Cette idée avait déjà été portée par plusieurs leaders politiques dont Joseph Bendouga, président du Mouvement Démocratique pour la Révolution et l’Evolution de Centrafrique (MDREC) qui, un mois après les élections remportées par Faustin Archange Touadéra avait souhaité que tous les acteurs de la crise soient réunis pour discuter d’une méthodologie de sortie de crise.

Depuis un mois, cette idée a refait surface avec la reprise des hostilités dans plusieurs villes de l’arrière-pays, hostilités parties des affrontements opposant depuis sept mois la coalition FPRC-MPC-Anti-Balaka à l’UPC de Ali Daras.

Dans un document dit « plan de paix », adopté lors de la dernière session ordinaire, l’Assemblée Nationale a souhaité la tenue d’un dialogue politique qui devrait être organisé par le gouvernement à Bangui. Le parlement centrafricain n’a pas pris position sur la problématique du statut des participants, sujet qui oppose la vision de François Bozizé a celle de Joseph Bendounga.

Les leaders politiques sont entrés dans le jeu avec le mémorandum qu’ils ont rédigé et remis au chef de l’Etat, la semaine dernière. Dans ce document, les politiques centrafricains ont appelé à la tenue rapide d’une concertation pour discuter des problèmes réels qui bloquent le retour de la paix en République Centrafricaine.

Cette idée de dialogue est aussi défendue par la société civile qui estime que sans les échanges, la République Centrafricaine, ne saurait sortir de la crise actuelle. Ce dialogue, les leaders de la société civile interrogés par le RJDH, le posent comme un « passage obligé » pour décompter la situation, « il n’ya plus d’autres issues aujourd’hui que le dialogue. Le gouvernement doit parler avec tout le monde » explique un leader de la société civile centrafricaine.

Les yeux sont alors tournés vers le gouvernement qui, selon  tous les défenseurs de cette idée, doit organiser ce dialogue. Il n’y a pas encore une position officielle sur la question même si des membres du gouvernement, des ministres conseillers à la présidence tentent de rassurer sur la volonté du chef de l’Etat de convoquer les forces vives de la nation, « il n’y a aucun blocage à ma connaissance sur la tenue de ce dialogue. Le président de la République est pour cette initiative » confie un proche de Touadéra qui n’a pas souhaité donner des dates. Le RJDH a tenté d’entrer en contact avec le porte-parole de la président Albert Mokpem qui s’est réservé de tout commentaire.
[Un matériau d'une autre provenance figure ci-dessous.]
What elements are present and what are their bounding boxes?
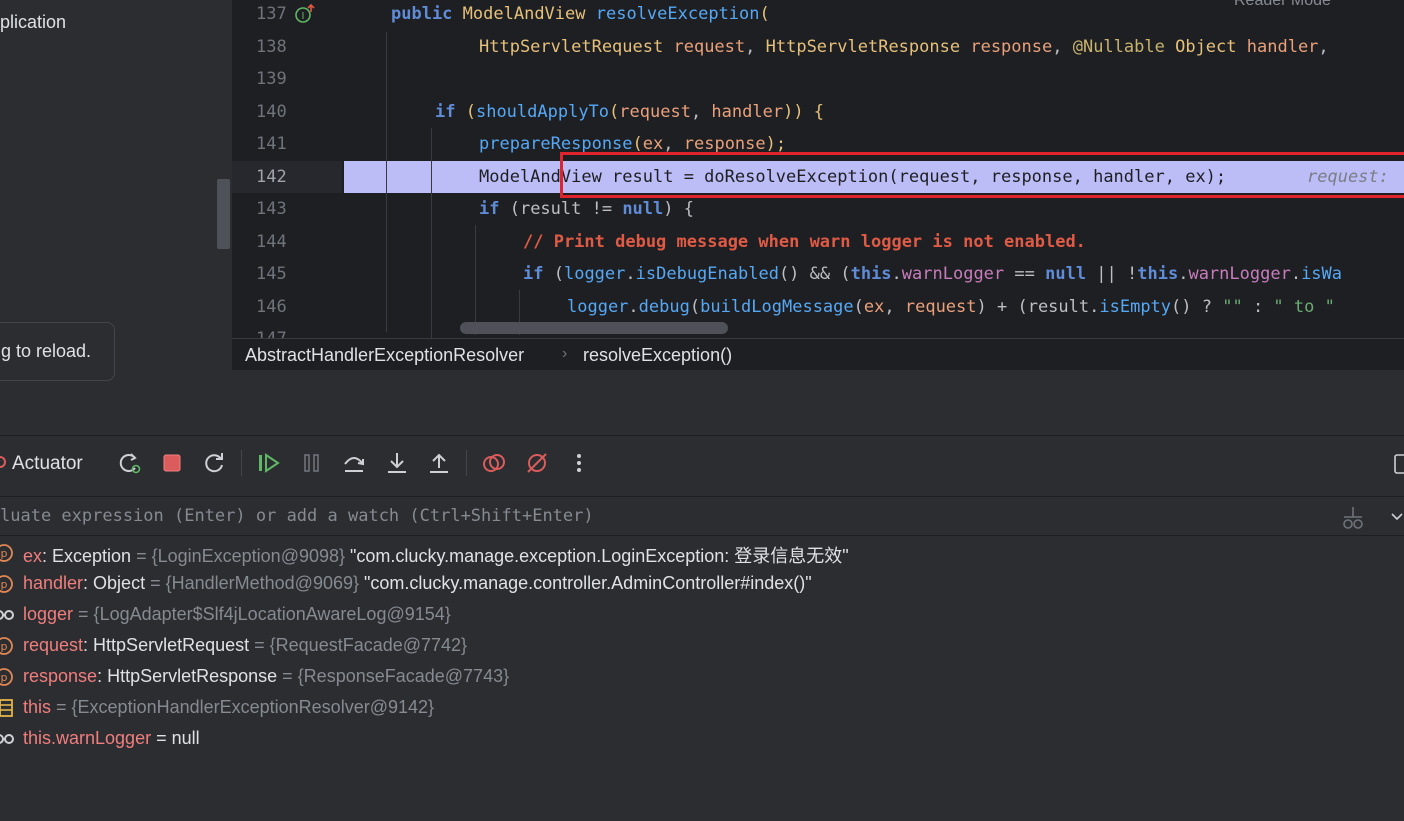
panel-divider[interactable] [0,370,1404,436]
add-watch-icon[interactable] [1340,505,1366,531]
svg-text:p: p [1,671,8,684]
svg-text:p: p [1,578,8,591]
pause-icon [304,454,319,472]
step-over-button[interactable] [341,450,367,476]
breadcrumb-chevron-icon: › [562,345,568,362]
parameter-icon: p [0,544,13,562]
view-breakpoints-button[interactable] [481,450,507,476]
debug-tool-window: Actuator luate expression (Enter) or add… [0,436,1404,821]
svg-text:p: p [1,547,8,560]
variable-row[interactable]: this.warnLogger = null [0,724,1404,755]
line-number: 140 [256,102,287,122]
toolbar-separator [466,450,467,476]
variable-row[interactable]: p response: HttpServletResponse = {Respo… [0,662,1404,693]
debug-session-icon [0,456,6,468]
line-number: 138 [256,37,287,57]
code-line-138: HttpServletRequest request, HttpServletR… [479,37,1339,57]
watch-glasses-icon [0,734,14,744]
variable-row[interactable]: p request: HttpServletRequest = {Request… [0,631,1404,662]
evaluate-expression-input[interactable] [0,497,1320,535]
toolbar-separator [241,450,242,476]
code-line-145: if (logger.isDebugEnabled() && (this.war… [523,264,1343,284]
rerun-button[interactable] [201,450,227,476]
code-area[interactable]: public ModelAndView resolveException( Ht… [344,0,1404,338]
list-icon [0,699,13,717]
rerun-icon [205,453,223,473]
line-number-current: 142 [256,167,287,187]
line-number: 145 [256,264,287,284]
variable-row[interactable]: p ex: Exception = {LoginException@9098} … [0,538,1404,569]
more-vertical-icon [577,454,581,472]
line-number: 141 [256,134,287,154]
code-editor[interactable]: Reader Mode 137 I 138 139 140 141 142 14… [232,0,1404,368]
stop-button[interactable] [159,450,185,476]
code-line-140: if (shouldApplyTo(request, handler)) { [435,102,825,122]
line-number: 139 [256,69,287,89]
editor-horizontal-scrollbar[interactable] [460,322,728,334]
line-number: 144 [256,232,287,252]
debug-session-tab[interactable]: Actuator [12,453,83,475]
step-over-icon [344,457,364,472]
debug-toolbar: Actuator [0,436,1404,492]
chevron-down-icon[interactable] [1390,511,1404,523]
breadcrumb: AbstractHandlerExceptionResolver › resol… [232,338,1404,370]
project-scrollbar[interactable] [217,179,230,249]
step-into-icon [388,453,406,473]
mute-breakpoints-button[interactable] [524,450,550,476]
rerun-debug-icon [119,453,141,474]
resume-icon [259,453,280,473]
step-out-button[interactable] [426,450,452,476]
resume-button[interactable] [256,450,282,476]
indent-guide [475,225,476,335]
project-tree-item[interactable]: plication [0,12,66,33]
rerun-debug-button[interactable] [116,450,142,476]
breadcrumb-class[interactable]: AbstractHandlerExceptionResolver [245,345,524,366]
step-out-icon [430,453,448,473]
line-number: 143 [256,199,287,219]
svg-text:p: p [1,640,8,653]
code-line-144: // Print debug message when warn logger … [523,232,1086,252]
parameter-icon: p [0,637,13,655]
evaluate-bar [0,496,1404,536]
annotation-red-box [560,152,1404,198]
svg-text:I: I [302,11,305,22]
variable-row[interactable]: this = {ExceptionHandlerExceptionResolve… [0,693,1404,724]
project-panel: plication [0,0,232,368]
view-breakpoints-icon [483,454,505,472]
variable-row[interactable]: logger = {LogAdapter$Slf4jLocationAwareL… [0,600,1404,631]
implements-icon[interactable]: I [294,3,318,25]
reload-notification-text: g to reload. [1,341,92,361]
parameter-icon: p [0,575,13,593]
reload-notification[interactable]: g to reload. [0,322,115,381]
stop-icon [163,454,181,472]
code-line-137: public ModelAndView resolveException( [391,4,770,24]
indent-guide [431,128,432,338]
layout-icon[interactable] [1394,454,1404,474]
more-options-button[interactable] [566,450,592,476]
breadcrumb-method[interactable]: resolveException() [583,345,732,366]
mute-breakpoints-icon [527,453,547,473]
line-number: 146 [256,297,287,317]
variable-row[interactable]: p handler: Object = {HandlerMethod@9069}… [0,569,1404,600]
step-into-button[interactable] [384,450,410,476]
watch-glasses-icon [0,610,14,620]
editor-gutter[interactable]: 137 I 138 139 140 141 142 143 144 145 14… [232,0,342,349]
pause-button[interactable] [299,450,325,476]
indent-guide [386,32,387,332]
parameter-icon: p [0,668,13,686]
code-line-146: logger.debug(buildLogMessage(ex, request… [567,297,1335,317]
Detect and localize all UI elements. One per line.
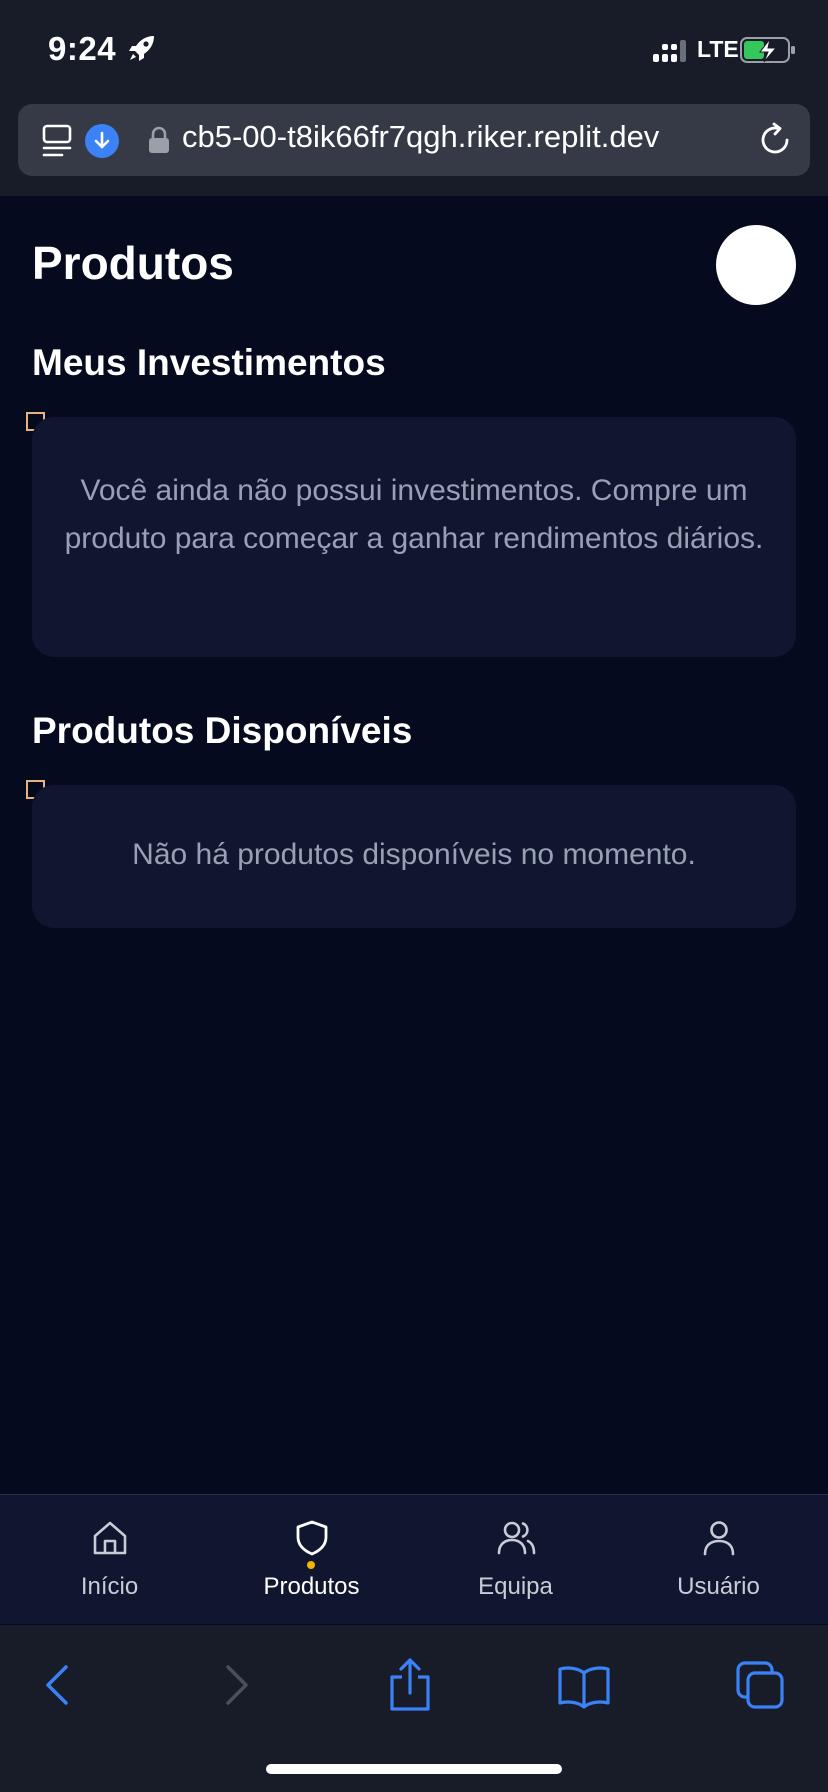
section-title-my-investments: Meus Investimentos	[32, 342, 386, 383]
empty-state-message: Você ainda não possui investimentos. Com…	[64, 474, 764, 555]
active-tab-indicator	[307, 1561, 315, 1569]
back-icon[interactable]	[28, 1655, 88, 1715]
tab-label: Usuário	[677, 1573, 760, 1600]
page-title: Produtos	[32, 237, 234, 289]
tab-usuario[interactable]: Usuário	[615, 1495, 822, 1625]
user-icon	[703, 1521, 735, 1556]
tabs-icon[interactable]	[730, 1655, 790, 1715]
tab-equipa[interactable]: Equipa	[412, 1495, 619, 1625]
share-icon[interactable]	[380, 1655, 440, 1715]
shield-icon	[296, 1520, 328, 1556]
home-indicator	[266, 1764, 562, 1774]
lock-icon	[149, 126, 169, 153]
tab-label: Equipa	[478, 1573, 553, 1600]
status-bar: 9:24 LTE	[0, 0, 828, 96]
home-icon	[93, 1521, 127, 1555]
status-time: 9:24	[48, 30, 117, 67]
reader-icon[interactable]	[42, 124, 74, 158]
signal-icon	[653, 40, 686, 62]
bookmarks-icon[interactable]	[554, 1655, 614, 1715]
rocket-icon	[129, 36, 154, 61]
tab-label: Produtos	[263, 1573, 360, 1600]
download-icon[interactable]	[85, 124, 119, 158]
my-investments-empty-card: Você ainda não possui investimentos. Com…	[32, 417, 796, 657]
network-type: LTE	[697, 36, 739, 62]
tab-produtos[interactable]: Produtos	[208, 1495, 415, 1625]
bottom-tab-bar: Início Produtos Equipa Usuário	[0, 1494, 828, 1624]
browser-address-area: cb5-00-t8ik66fr7qgh.riker.replit.dev	[0, 96, 828, 196]
avatar[interactable]	[716, 225, 796, 305]
tab-inicio[interactable]: Início	[6, 1495, 213, 1625]
forward-icon[interactable]	[206, 1655, 266, 1715]
empty-state-message: Não há produtos disponíveis no momento.	[132, 838, 696, 871]
address-bar[interactable]: cb5-00-t8ik66fr7qgh.riker.replit.dev	[18, 104, 810, 176]
users-icon	[497, 1521, 536, 1555]
tab-label: Início	[80, 1573, 139, 1600]
url-text[interactable]: cb5-00-t8ik66fr7qgh.riker.replit.dev	[182, 119, 762, 155]
available-products-empty-card: Não há produtos disponíveis no momento.	[32, 785, 796, 928]
battery-charging-icon	[740, 37, 795, 63]
reload-icon[interactable]	[757, 122, 793, 158]
section-title-available-products: Produtos Disponíveis	[32, 710, 413, 751]
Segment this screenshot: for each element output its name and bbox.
Depuis un mois, les groupes armés ont reconquis plusieurs positions perdues depuis les consultations populaires à la base de avril 2015. 12 des 16 préfectures que compte le pays, sont à nouveau occupées par divers mouvements armés malgré le processus DDRR enclenché par le chef de l’Etat depuis son entrée en fonction. Anicet Georges Dologuelé, leader de l’opposition pense que cette situation est due au manque d’autorité du nouveau président de la République.